Temo che in realtà il problema risieda nel fatto che le concessioni si possono assegnare solo dietro una specifica gara, quindi l’amministrazione comunale ben sapeva di promettere ciò che non poteva mantenere.
Adesso ci vengono a dire che se la società proprietaria otterrà il cambio d’uso rinuncerà a proseguire il processo al TAR. Non credo che l’amministrazione dovrebbe temere gli esiti di un processo in cui una società chiede un risarcimento spropositato, e ben difficile da dimostrare nella sua consistenza, per il mancato adempimento di una promessa contra legem; la società proprietaria, si ricordi, chiede un risarcimento perché il Comune non ha concesso ciò che la legge non gli dava il potere di concedere. A ciò si aggiunga che la società non ha partecipato alle gare per ottenere alcuna delle due concessioni esistenti sul golfo di Baratti. Se era tanto importante per la sua economia, perché la proprietà della struttura non ha partecipato alle gare? Pare sinceramente che gli argomenti per difendersi non manchino. E allora perché, per sfuggire agli esiti di quel processo, si va a fare un accordo transattivo sconveniente per la comunità?

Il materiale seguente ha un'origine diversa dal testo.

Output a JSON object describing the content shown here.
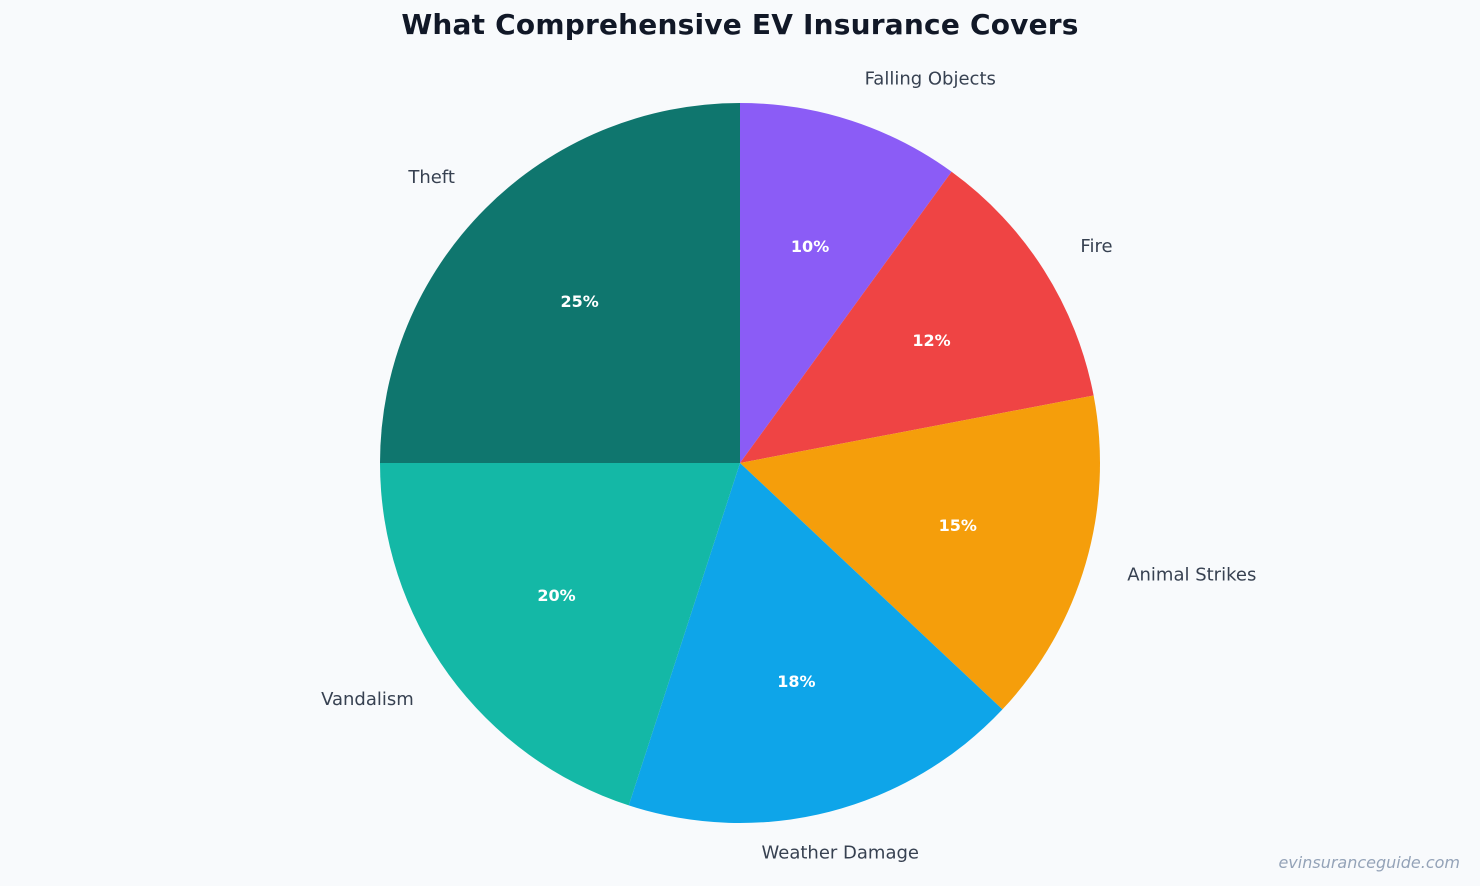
{
  "chart_data": {
    "type": "pie",
    "title": "What Comprehensive EV Insurance Covers",
    "slices": [
      {
        "label": "Falling Objects",
        "value": 10,
        "display": "10%",
        "color": "#8b5cf6"
      },
      {
        "label": "Fire",
        "value": 12,
        "display": "12%",
        "color": "#ef4444"
      },
      {
        "label": "Animal Strikes",
        "value": 15,
        "display": "15%",
        "color": "#f59e0b"
      },
      {
        "label": "Weather Damage",
        "value": 18,
        "display": "18%",
        "color": "#0ea5e9"
      },
      {
        "label": "Vandalism",
        "value": 20,
        "display": "20%",
        "color": "#14b8a6"
      },
      {
        "label": "Theft",
        "value": 25,
        "display": "25%",
        "color": "#0f766e"
      }
    ],
    "start_angle": "12 o'clock",
    "direction": "clockwise"
  },
  "watermark": "evinsuranceguide.com"
}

Non ci pare una soluzione improntata all’etica che deve accompagnare le decisioni volte a perseguire il pubblico interesse. In proposito preme anche ricordare che nel 2001, allorché fu deliberato il piano di recupero dell’ex Centro Aziendale di Poggio all’Agnello, cosa in sé ovviamente positiva, il capogruppo di Rifondazione Comunista Marco Giovannelli palesò alcune preoccupazioni proprio in ordine alle presumibili richieste degli imprenditori acquirenti, che solitamente fanno di tutto per assicurarsi pezzi di litorale da mettere a disposizione esclusiva dei propri clienti. Ma che dire, i rappresentanti e i sostenitori della maggioranza sanno rispondere alle nostre preoccupazioni sempre appellandoci come “gufi” o “cassandre”. Forse sarebbe meglio ascoltare invece di irridere.
Allo stesso modo, non sembra corretto che le perdite gestionali della società, che gestisce Poggio all’Agnello, possano de plano costituire motivo per autorizzare un cambio d’uso che non pare conforme agli interessi della comunità. Gli strumenti urbanistici si devono modellare pensando sempre al pubblico interesse e non a quello di un’impresa. A dire il vero sembra anche contrario ai principi della libera concorrenza dato che un’azienda che ottiene un beneficio del genere si trova nettamente avvantaggiata rispetto alle altre imprese del settore. Ed infine viene da chiedersi: quale comportamento adotterà la Giunta allorché un altro operatore del settore farà una richiesta analoga? Comunque sarà uno sbaglio, perché, allineandosi con questo precedente, si sancirà il principio per cui gli strumenti urbanistici non si uniformano all’interesse pubblico ma a quello dei privati. Respingendo invece la richiesta di un’altra azienda, si produrrà una chiara discriminazione. E infatti, in altre occasioni l’amministrazione ha già respinto istanze del genere.
Il Partito della Rifondazione Comunista ha votato contro la delibera.
Se per ipotesi o per un gioco di pura fantasia si immaginasse che tutto ciò che è avvenuto fino ad oggi fosse stato pianificato a tavolino? In un mondo fantastico ed immaginario qualcuno dice che a pensar male spesso ci si indovina.